Data Preparation Guide for Vesta
Vesta is designed to analyze data across space and time, helping you uncover patterns and trends in geographic data. Existing geospatial data in formats such as shapefiles can be imported directly into Vesta. But to get the most out of the software, your data needs to be properly formatted before import.
3 Steps To Get Your Data Ready
Geographic & Temporal Setup
Establish the foundation of your analysis by preparing geographic identifiers and temporal fields that Vesta uses to merge data with spatial boundaries.
Data Cleaning & Formatting
Import your raw data, subset large datasets to include only relevant variables and observations, and handle missing values.
Aggregation & Import
Aggregate individual observations to the geographic unit level using proportions, means, or medians—then import your prepared file into Vesta for analysis.
Setting Up Geographic Identifiers
Every dataset you bring into Vesta needs a geographic identifier that links your attribute data (counts, rates, characteristics) to spatial boundaries. These identifiers are what allow Vesta to merge your data with shapefiles and render it on a map.
Common geographic identifiers include:
- State or County FIPS codes – Standardized numeric codes used by the U.S. Census Bureau
- ZIP codes – Useful for health data and consumer-focused analyses
- Census tract IDs – Ideal for neighborhood-level demographic studies
- Latitude/Longitude coordinates – For point-based data (must be in WGS 1984 format)
Working with Temporal Data
Temporal information is optional in Vesta, but when present, it enables the software to animate and analyze changes over time. If your data doesn’t include a time variable, simply select “Always Valid” during import.
If your data spans multiple time periods, include a time variable so Vesta can determine when data changes. Supported formats include:
- Single year: YYYY (e.g., 2015)
- Full date: MMDDYYYY or MM/DD/YYYY
- Time intervals: Two columns for start time and end time
Cleaning and Formatting Your Data
Before importing into Vesta, take time to clean and standardize your data. Start by importing your raw file into your preferred analysis environment (R, Python, SPSS, SAS) and always work on a copy—never the original. Replace missing values with a placeholder that won’t occur naturally in your dataset, such as -99, “-” or “NA”.
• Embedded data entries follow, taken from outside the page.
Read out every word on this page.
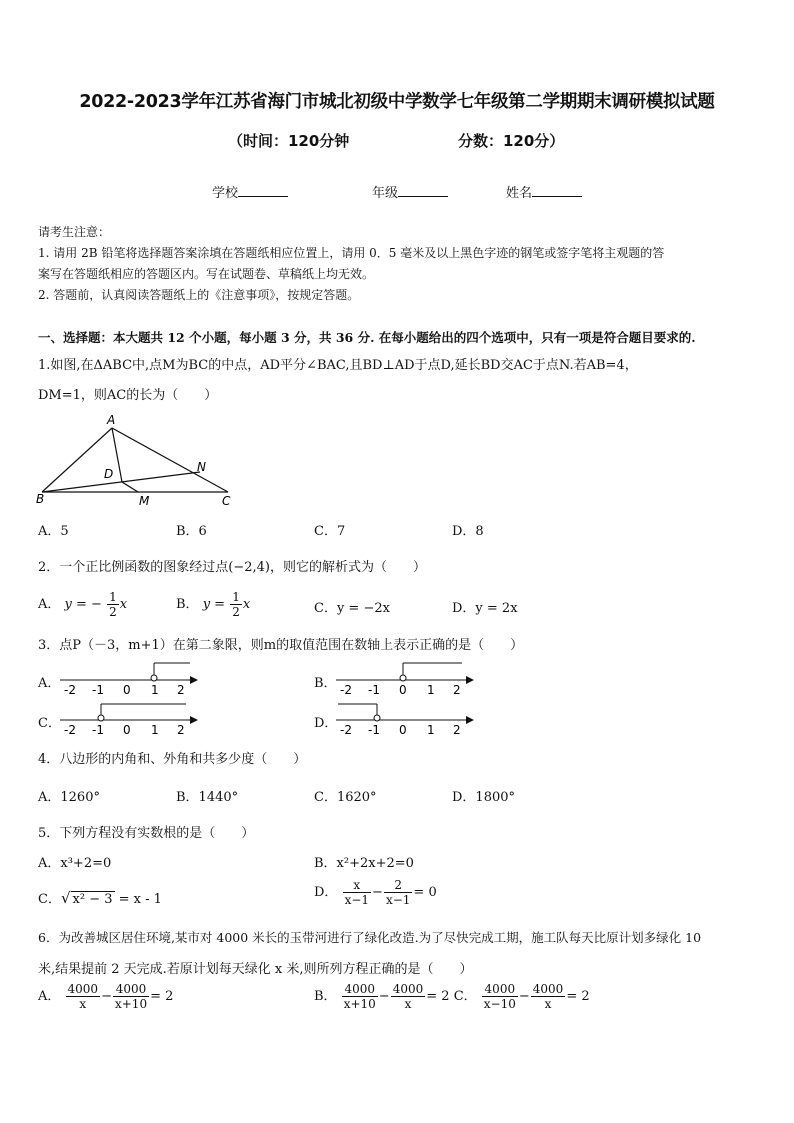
2022-2023学年江苏省海门市城北初级中学数学七年级第二学期期末调研模拟试题
（时间：120分钟	分数：120分）
学校	年级	姓名
请考生注意：
1. 请用 2B 铅笔将选择题答案涂填在答题纸相应位置上，请用 0．5 毫米及以上黑色字迹的钢笔或签字笔将主观题的答
案写在答题纸相应的答题区内。写在试题卷、草稿纸上均无效。
2. 答题前，认真阅读答题纸上的《注意事项》，按规定答题。
一、选择题：本大题共 12 个小题，每小题 3 分，共 36 分. 在每小题给出的四个选项中，只有一项是符合题目要求的.
1.如图,在ΔABC中,点M为BC的中点，AD平分∠BAC,且BD⊥AD于点D,延长BD交AC于点N.若AB=4，
DM=1，则AC的长为（　　）
A
B	C
D
M
N
A．5	B．6	C．7	D．8
2．一个正比例函数的图象经过点(−2,4)，则它的解析式为（　　）
A． y = − $\frac{1}{2}$ x	B． $y = \frac{1}{2}$ x	C．y = −2x	D．y = 2x
3．点P（－3，m+1）在第二象限，则m的取值范围在数轴上表示正确的是（　　）
A．	B．
C．	D．
-2 -1 0 1 2	-2 -1 0 1 2
-2 -1 0 1 2	-2 -1 0 1 2
4．八边形的内角和、外角和共多少度（　　）
A．1260°	B．1440°	C．1620°	D．1800°
5．下列方程没有实数根的是（　　）
A．x³+2=0	B．x²+2x+2=0
C．√ x² − 3 = x - 1	D． $\frac{x}{x-1} - \frac{2}{x-1} = 0$
6．为改善城区居住环境,某市对 4000 米长的玉带河进行了绿化改造.为了尽快完成工期，施工队每天比原计划多绿化 10
米,结果提前 2 天完成.若原计划每天绿化 x 米,则所列方程正确的是（　　）
A． $\frac{4000}{x} - \frac{4000}{x+10} = 2$	B． $\frac{4000}{x+10} - \frac{4000}{x} = 2$ C． $\frac{4000}{x-10} - \frac{4000}{x} = 2$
If your data spans multiple time periods, include a time variable so Vesta can determine when data changes. Supported formats include:
- Single year: YYYY (e.g., 2015)
- Full date: MMDDYYYY or MM/DD/YYYY
- Time intervals: Two columns for start time and end time
Subsetting Large Datasets
Many external datasets contain millions of records. Before aggregating or merging, create a subset that includes only the variables and observations relevant to your analysis. Filter by key variables like year, population group, or geographic area. Subsetting helps you:
- Verify variable names and spellings (e.g., consistent state names)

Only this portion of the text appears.